Principal Investigator(s): Susan Redline, MD, MPH and Murray Mittleman, MD, DrPH Title of Study: A Planning Study: Sleep Apnea Intervention for Cardiovascular Disease Reduction Objective of the Study: We propose to conduct a planning study to evaluate alternative study design features that address the potential for Obstructive Sleep Apnea (OSA) treatment to reduce cardiovascular disease (CVD) and to identify those features that would strengthen a later, largescale Phase 3 randomized controlled trial (RCT). For this pilot study, we will recruit approximately 225 patients presenting to a sleep clinic with moderate to severe OSA and with CVD risk factors or established CVD. After a two week run-in period, we aim to randomize 180 participants to one of four arms, two of which use active continuous positive airway pressure (CPAP) and two of which are control conditions. All include conservative medical therapy (CMT). The active groups are: 1) active CPAP treatment delivered using standard respiratory therapist (RT) adherence education and support and 2) active CPAP treatment administered using adherence education and support delivered by a RT and enhanced by behavioural promotion intervention. The control arms are: 1) sham-CPAP and 2) CMT alone.
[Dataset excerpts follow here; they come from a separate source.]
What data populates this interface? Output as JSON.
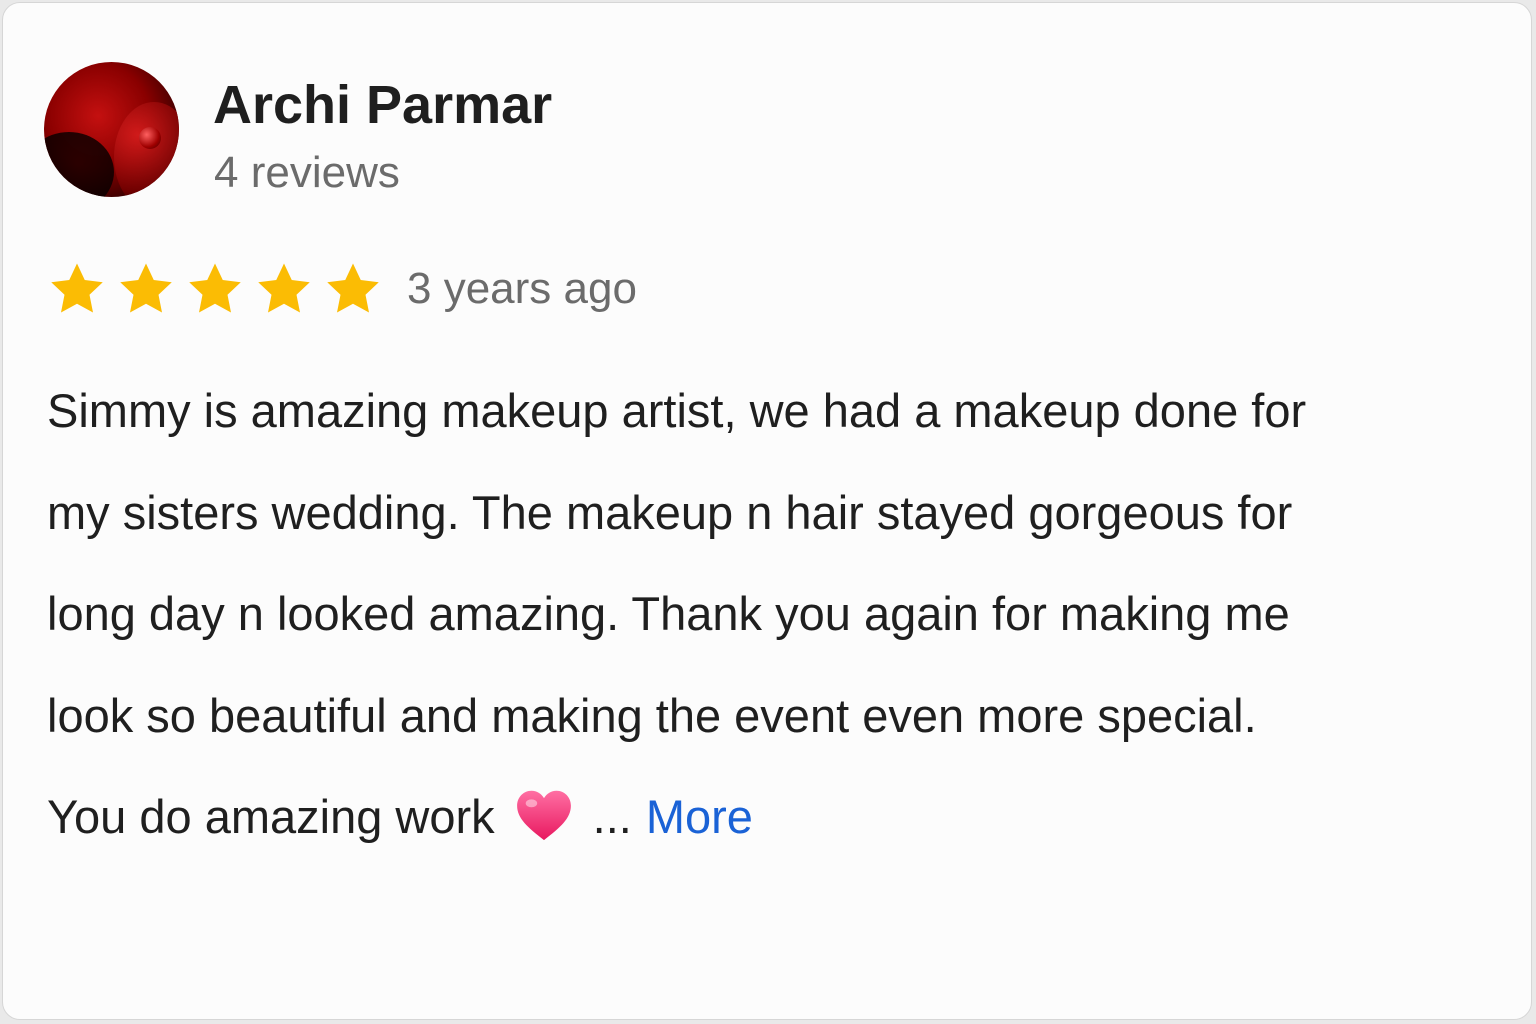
{
  "reviewer": {
    "name": "Archi Parmar",
    "review_count": "4 reviews"
  },
  "rating": {
    "stars": 5,
    "max_stars": 5,
    "star_color": "#fbbc04"
  },
  "time_ago": "3 years ago",
  "review": {
    "lines": [
      "Simmy is amazing makeup artist, we had a makeup done for",
      "my sisters wedding. The makeup n hair stayed gorgeous for",
      "long day n looked amazing. Thank you again for making me",
      "look so beautiful and making the event even more special.",
      "You do amazing work"
    ],
    "emoji": "heart-icon",
    "ellipsis": "...",
    "more_label": "More"
  },
  "colors": {
    "link": "#1a62d6",
    "text": "#1f1f1f",
    "secondary_text": "#6b6b6b",
    "heart": "#f03b7a"
  }
}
Outcomes: The primary outcome measure is to determine the effectiveness of continuous positive airway pressure therapy on cardiovascular disease, using mean 24 hour systolic blood pressure as the trial's primary endpoint. This is a 12 month study to evaluate alternative ways to address the potential for OSA treatment to reduce heart disease and to identify those features that would strengthen a later, large-scale randomized controlled trial. Potential impact of positive finding: The findings from this study will add to our understanding of the interactions between cardiovascular disorders and treatment of various forms of sleep apnea. ClinicalTrials.gov Identifier: NCT 01261390

Continuous positive airway pressure treatment of obstructive sleep apnea to prevent cardiovascular disease
Principal Investigator: R. D. McEvoy, MD Co-Principal Investigator: C. Anderson, MBBS, PhD The Sleep Apnea cardiovascular Endpoints (SAVE) is an international, academic multi-center randomized-controlled trial of continuous positive airway pressure (CPAP) therapy in patients with co-existing high cardiovascular risk and obstructive sleep apnea (OSA). The aim of the trial is tosee whether patients who, by random assignment, have CPAP added to their usual medical care will have fewer future cardiovascular events (i.e. heart attacks, acute heart failure episodes, strokes and transient ischemic attacks, sudden death) than patients assigned to continue with their usual care alone. Patients with severe daytime sleepiness or night-time oxygen desaturation are excluded from enrolment. To conclusively answer the question of whether or not OSA treatment reduces cardiovascular risk, it is estimated that approximately 5000 patients will need to be followed for an average of four years. To date approximately 1100 patients have been enrolled in SAVE from sites in Australia, New Zealand, China and India. In 2011 it is planned to expand the international recruitment network to centers in Brazil, the United Kingdom and the United States. It isanticipated that the study will be concluded in another five to six years. ClinicalTrials.gov Identifier: NCT 00738179 Supported by: National Health & Medical Research Council, Australia, Health Research Council, New Zealand, Adelaide Institute for Sleep Health, George Institute for Global Health, Fisher & Paykel Inc., Resmed Inc., Australasian Sleep Trials Network and Respironics Inc.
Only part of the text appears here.